113 00:09:10,057 –> 00:09:13,029 So lets hit enter and there you see our x.
114 00:09:13,457 –> 00:09:18,607 and this vector x is now what we can put into the histogram function as an argument.
115 00:09:18,807 –> 00:09:25,498 This is not so complicated. We choose the histogram function and then we put in “, " and “breaks”
116 00:09:26,171 –> 00:09:29,522 and then these breaks should be equal to our vector x.
117 00:09:30,214 –> 00:09:33,173 and there you can see, this is what comes out.
118 00:09:33,373 –> 00:09:36,795 So maybe lets repeat it to see immediately what can change.
119 00:09:37,600 –> 00:09:43,769 So it’s almost the same.

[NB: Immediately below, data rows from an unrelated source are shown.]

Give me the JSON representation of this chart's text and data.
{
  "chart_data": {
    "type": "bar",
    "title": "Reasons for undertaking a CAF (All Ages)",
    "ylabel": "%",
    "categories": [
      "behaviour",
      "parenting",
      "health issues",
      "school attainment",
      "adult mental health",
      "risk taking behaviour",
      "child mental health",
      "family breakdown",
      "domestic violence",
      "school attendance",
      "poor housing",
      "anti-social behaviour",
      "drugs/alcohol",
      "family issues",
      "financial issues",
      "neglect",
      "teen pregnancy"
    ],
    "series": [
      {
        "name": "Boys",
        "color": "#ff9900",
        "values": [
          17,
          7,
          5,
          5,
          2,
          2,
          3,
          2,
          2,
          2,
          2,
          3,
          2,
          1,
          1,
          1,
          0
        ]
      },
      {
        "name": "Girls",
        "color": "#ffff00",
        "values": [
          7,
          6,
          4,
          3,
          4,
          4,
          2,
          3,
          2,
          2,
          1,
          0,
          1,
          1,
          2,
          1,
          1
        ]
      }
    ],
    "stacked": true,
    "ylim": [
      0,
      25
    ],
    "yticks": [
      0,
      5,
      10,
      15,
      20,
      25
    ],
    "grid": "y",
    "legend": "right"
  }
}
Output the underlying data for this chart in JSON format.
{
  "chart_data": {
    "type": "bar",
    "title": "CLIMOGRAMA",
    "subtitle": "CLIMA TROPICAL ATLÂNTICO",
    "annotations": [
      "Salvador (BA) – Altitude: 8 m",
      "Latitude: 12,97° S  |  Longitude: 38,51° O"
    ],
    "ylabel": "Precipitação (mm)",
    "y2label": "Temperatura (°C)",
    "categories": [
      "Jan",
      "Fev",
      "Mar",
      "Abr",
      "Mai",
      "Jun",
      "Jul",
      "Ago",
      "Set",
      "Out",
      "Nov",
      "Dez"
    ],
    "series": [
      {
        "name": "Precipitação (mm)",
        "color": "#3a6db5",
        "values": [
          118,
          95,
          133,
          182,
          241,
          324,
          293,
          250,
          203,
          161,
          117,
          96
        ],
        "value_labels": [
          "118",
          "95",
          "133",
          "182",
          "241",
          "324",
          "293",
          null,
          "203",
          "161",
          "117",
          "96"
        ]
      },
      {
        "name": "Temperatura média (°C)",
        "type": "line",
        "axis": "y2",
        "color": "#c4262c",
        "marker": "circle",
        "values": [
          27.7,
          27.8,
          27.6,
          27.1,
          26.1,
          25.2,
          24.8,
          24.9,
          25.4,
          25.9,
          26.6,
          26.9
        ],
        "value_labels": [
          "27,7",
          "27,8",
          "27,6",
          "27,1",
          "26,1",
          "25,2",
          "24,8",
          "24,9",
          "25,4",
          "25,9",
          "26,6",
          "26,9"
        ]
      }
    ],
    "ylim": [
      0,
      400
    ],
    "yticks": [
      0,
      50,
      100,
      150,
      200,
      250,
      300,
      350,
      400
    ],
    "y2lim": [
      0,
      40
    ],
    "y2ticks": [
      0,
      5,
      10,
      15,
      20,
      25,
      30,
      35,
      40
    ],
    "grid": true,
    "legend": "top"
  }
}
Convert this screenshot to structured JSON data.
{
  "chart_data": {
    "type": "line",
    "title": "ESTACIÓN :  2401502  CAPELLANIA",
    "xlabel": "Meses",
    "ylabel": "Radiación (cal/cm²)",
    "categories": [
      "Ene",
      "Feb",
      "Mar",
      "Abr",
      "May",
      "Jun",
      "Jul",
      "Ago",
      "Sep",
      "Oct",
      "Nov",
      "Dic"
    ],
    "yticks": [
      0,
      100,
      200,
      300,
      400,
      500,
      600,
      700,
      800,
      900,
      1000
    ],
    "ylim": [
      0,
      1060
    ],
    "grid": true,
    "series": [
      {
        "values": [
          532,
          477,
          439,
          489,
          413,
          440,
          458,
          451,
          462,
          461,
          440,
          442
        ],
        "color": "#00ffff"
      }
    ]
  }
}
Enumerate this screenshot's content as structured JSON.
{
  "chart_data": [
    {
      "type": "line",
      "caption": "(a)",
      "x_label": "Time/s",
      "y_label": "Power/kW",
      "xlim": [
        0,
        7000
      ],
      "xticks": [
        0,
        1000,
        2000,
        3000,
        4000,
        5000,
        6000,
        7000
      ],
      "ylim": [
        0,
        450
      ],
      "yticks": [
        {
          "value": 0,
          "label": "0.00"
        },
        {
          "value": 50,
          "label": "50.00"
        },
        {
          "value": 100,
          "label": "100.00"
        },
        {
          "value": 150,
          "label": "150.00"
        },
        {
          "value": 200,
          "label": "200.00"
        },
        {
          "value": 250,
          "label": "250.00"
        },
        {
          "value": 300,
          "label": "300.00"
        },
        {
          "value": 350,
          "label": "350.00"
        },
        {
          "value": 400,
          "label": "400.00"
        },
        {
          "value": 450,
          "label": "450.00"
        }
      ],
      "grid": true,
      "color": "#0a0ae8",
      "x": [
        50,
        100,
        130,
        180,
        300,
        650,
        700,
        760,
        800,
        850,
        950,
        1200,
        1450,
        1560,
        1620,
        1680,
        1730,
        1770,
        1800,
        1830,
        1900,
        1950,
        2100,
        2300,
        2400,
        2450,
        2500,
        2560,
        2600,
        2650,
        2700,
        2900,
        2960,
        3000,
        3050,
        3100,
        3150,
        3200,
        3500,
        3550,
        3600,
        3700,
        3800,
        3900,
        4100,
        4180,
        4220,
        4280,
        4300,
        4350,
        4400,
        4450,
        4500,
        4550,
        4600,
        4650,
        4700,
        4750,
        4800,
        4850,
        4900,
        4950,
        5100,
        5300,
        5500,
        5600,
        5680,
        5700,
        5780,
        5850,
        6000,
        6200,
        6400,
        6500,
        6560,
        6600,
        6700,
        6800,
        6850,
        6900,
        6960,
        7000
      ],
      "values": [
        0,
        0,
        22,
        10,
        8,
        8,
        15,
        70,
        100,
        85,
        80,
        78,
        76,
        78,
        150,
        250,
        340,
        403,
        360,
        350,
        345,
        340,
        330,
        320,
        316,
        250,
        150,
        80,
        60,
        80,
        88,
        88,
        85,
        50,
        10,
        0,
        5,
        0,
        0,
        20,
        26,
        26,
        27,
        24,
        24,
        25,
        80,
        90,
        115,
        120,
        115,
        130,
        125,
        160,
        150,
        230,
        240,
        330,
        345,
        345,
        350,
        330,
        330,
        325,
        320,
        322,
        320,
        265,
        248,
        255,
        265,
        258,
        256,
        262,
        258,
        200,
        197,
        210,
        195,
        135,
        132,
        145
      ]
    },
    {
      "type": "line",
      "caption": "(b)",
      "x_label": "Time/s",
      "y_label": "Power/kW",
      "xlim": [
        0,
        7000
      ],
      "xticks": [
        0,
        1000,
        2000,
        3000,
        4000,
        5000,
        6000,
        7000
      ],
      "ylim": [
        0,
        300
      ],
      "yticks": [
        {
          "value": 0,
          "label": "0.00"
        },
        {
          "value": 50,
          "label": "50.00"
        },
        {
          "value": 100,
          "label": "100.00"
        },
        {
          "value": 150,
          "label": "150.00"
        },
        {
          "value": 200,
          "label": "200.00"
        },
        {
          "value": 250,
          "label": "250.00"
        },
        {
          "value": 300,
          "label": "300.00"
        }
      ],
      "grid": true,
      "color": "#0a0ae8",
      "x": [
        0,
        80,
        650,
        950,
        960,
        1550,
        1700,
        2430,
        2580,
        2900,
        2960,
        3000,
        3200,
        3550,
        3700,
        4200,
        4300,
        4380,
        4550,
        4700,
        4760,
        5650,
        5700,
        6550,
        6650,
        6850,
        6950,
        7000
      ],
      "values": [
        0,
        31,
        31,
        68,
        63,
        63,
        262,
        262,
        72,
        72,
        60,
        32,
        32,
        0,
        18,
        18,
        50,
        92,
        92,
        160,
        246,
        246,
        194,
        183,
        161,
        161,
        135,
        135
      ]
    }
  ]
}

We have the same behaviour. 2 is very unlikely, but 5 is more likely.
120 00:09:44,486 –> 00:09:48,570 Hence maybe we need to be more precise. Lets go to 2000 repetitions.
121 00:09:48,929 –> 00:09:51,310 and there we get this histogram.
122 00:09:51,929 –> 00:09:56,154 and then i want to repeat it again and again. To see that we are very much stable here.
123 00:09:56,971 –> 00:10:02,154 So what you should see here is, that for this example the highest probability is at 4.
124 00:10:02,354 –> 00:10:05,990 and the lowest is at 2. So we don’t have a symmetric distribution.
125 00:10:06,686 –> 00:10:14,159 This is the case, because we take out a lot of balls compared to the number of balls of each kind inside the urn.
126 00:10:14,359 –> 00:10:17,486 Therefore i would suggest, play around with these numbers
127 00:10:17,487 –> 00:10:21,743 and compare the result with the binomial distribution, we have already discussed.
128 00:10:22,186 –> 00:10:26,555 Ok, then i think it’s good enough for today and i hope i see you in the next video.
129 00:10:27,043 –> 00:10:28,843 Have a nice day. Bye!